Au milieu de ce chaos, divers intérêts économiques et géopolitiques sont en jeu. Et ces nouvelles annonces d’une nouvelle vague d’interventionnisme ne seront synonymes que de souffrances supplémentaires pour les masses. On parle de négociation de paix, pour mieux dissimuler les offensives guerrières. On promet de signer un armistice, tout en proclamant que l’on va poursuivre les bombardements. Et ce sont les populations civiles qui payent. Des femmes, des enfants, des vieillards et des hommes qui fuient l’horreur, bombardés même dans les hôpitaux.

Tout le monde dit agir contre « le terrorisme islamiste ». Une bonne excuse, alors que le phénomène réactionnaire qu’est Daesh est précisément né de l’ingérence impérialiste et du chaos engendré sur le terrain. En définitive, chaque force en présence poursuit ses propres intérêts. Le régime de Bachar Al-Assad cherche avant tout à survivre et rester au pouvoir d’une manière ou d’une autre. L’Iran, soutenu par ses alliés libanais, soutient le régime pour contrer l’influence de l’Arabie Saoudite et réaffirmer sa nouvelle position géopolitique suite à l’accord sur le nucléaire signé avec les puissances impérialistes.

Quant à la Russie, son objectif en Syrie est de renforcer son allié Assad. Poutine, depuis le début de son intervention aérienne en septembre, cherche à faire en sorte que les occidentaux n’aient le choix qu’entre Daesh et Assad. En ce sens, il lui est fondamental d’aider le régime à écraser les rebelles (que la Russie appelle « terroristes ») soutenus par les occidentaux et ses alliés, à commencer par la Turquie et l’Arabie Saoudite. C’est de cette façon que la Russie pourrait réussir non seulement à conserver sa base militaire en Syrie, tout en renforçant son influence dans un éventuel régime de transition, mais aussi utiliser la Syrie comme un « monnaied’échange » avec les puissances occidentales, à commencer par celles de l’UE, dans le dossier ukrainien.

En ce sens, on comprend le ridicule des représentants politiques et de la presse en Occident exigeant que la Russie arrête d’attaquer les opposants « modérés ». L’écrasement de ces opposants du régime d’Assad fait partie des objectifs centraux de la Russie en Syrie.

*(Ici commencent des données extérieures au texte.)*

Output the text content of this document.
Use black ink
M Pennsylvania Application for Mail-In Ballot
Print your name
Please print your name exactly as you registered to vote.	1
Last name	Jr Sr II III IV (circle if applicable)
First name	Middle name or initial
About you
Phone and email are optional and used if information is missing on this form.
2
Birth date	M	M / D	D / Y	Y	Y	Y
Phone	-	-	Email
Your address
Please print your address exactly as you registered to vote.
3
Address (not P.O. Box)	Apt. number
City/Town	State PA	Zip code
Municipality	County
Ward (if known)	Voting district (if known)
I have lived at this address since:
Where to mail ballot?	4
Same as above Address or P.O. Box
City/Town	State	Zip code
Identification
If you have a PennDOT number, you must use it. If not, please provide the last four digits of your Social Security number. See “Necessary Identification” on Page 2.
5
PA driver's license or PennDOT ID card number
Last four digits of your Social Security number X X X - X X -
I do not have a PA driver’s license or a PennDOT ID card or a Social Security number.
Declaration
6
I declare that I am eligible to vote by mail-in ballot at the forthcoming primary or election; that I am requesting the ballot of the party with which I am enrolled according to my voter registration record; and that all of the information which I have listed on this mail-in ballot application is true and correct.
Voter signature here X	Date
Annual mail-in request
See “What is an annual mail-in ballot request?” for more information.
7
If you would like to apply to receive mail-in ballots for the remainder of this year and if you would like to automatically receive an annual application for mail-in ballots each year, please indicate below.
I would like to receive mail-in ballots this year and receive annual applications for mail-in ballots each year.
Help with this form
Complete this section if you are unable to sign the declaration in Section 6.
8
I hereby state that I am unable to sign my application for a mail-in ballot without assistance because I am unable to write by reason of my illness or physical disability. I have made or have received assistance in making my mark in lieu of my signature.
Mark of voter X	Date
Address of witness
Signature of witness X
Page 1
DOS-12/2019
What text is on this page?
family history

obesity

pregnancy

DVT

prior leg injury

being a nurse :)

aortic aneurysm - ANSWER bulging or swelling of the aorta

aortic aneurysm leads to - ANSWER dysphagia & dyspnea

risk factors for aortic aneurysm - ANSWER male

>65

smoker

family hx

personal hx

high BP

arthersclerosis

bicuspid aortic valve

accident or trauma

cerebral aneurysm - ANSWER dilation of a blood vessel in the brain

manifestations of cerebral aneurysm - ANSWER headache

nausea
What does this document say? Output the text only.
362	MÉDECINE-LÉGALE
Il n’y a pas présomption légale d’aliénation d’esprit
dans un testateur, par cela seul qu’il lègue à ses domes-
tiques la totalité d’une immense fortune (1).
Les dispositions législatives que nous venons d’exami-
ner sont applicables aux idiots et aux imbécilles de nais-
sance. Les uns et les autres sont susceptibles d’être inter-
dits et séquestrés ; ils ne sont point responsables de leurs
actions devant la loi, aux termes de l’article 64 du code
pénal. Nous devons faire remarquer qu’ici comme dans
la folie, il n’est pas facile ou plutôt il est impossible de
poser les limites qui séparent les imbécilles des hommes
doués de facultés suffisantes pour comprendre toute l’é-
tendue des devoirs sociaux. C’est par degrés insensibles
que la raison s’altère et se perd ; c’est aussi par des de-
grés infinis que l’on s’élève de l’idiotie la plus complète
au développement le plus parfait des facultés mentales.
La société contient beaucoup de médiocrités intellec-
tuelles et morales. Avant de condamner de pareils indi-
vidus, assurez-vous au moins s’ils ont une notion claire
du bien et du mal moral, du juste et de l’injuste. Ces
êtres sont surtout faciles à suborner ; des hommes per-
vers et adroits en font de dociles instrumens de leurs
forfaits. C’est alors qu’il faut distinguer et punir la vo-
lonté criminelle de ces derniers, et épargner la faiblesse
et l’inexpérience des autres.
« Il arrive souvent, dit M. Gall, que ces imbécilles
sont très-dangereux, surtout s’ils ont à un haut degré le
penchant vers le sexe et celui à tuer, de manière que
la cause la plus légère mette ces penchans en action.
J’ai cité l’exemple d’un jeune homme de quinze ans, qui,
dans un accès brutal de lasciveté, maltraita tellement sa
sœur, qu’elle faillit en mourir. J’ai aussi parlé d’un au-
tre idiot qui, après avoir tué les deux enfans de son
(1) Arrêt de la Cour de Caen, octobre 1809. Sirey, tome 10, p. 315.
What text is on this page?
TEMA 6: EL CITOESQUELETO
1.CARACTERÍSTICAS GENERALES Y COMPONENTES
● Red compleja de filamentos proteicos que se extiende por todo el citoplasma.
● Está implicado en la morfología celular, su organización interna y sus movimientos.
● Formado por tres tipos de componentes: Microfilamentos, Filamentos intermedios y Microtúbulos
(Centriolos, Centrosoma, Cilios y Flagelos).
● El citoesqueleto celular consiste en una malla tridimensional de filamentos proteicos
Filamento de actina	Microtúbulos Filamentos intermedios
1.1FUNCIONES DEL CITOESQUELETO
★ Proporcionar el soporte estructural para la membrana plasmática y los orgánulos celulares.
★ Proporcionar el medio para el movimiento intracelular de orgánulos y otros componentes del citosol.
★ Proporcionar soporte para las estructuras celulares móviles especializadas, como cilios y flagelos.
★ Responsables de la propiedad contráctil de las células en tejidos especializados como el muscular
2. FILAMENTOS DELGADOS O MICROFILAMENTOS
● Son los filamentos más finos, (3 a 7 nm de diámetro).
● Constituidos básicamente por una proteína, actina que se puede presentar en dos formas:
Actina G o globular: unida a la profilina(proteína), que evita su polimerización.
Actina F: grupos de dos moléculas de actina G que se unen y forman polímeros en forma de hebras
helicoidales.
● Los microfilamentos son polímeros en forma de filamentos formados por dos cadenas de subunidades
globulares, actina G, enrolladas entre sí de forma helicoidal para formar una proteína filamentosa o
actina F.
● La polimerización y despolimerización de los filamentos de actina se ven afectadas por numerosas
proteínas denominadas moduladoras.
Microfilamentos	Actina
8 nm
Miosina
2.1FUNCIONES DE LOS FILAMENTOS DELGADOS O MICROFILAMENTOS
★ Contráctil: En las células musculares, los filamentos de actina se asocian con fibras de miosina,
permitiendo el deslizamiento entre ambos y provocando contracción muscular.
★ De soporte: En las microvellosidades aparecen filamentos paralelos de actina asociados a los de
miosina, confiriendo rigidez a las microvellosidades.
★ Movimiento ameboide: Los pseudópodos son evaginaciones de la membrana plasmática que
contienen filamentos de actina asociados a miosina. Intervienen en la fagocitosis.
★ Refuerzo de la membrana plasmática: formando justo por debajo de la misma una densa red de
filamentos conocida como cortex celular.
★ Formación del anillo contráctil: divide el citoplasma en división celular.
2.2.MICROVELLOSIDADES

Dans un même temps, les alliés des puissances occidentales tentent aussi d’avancer leur pion pour atteindre leurs objectifs. Et ces objectifs ne sont pas toujours les mêmes que ceux de leurs partenaires impérialistes. Ainsi, pour la Turquie, l’objectif principal en Syrie n’est nullement de combattre Daesh mais d’empêcher que les kurdes de Syrie sortent renforcés de ce conflit. Celle-ci ne va donc pas s’attaquer à Daesh si cela permet que les forces kurdes progressent. Au contraire, le régime d’Erdogan pourrait avoir plutôt tendance à aider directement ou indirectement Daesh et toutes les forces hostiles aux combattants kurdes.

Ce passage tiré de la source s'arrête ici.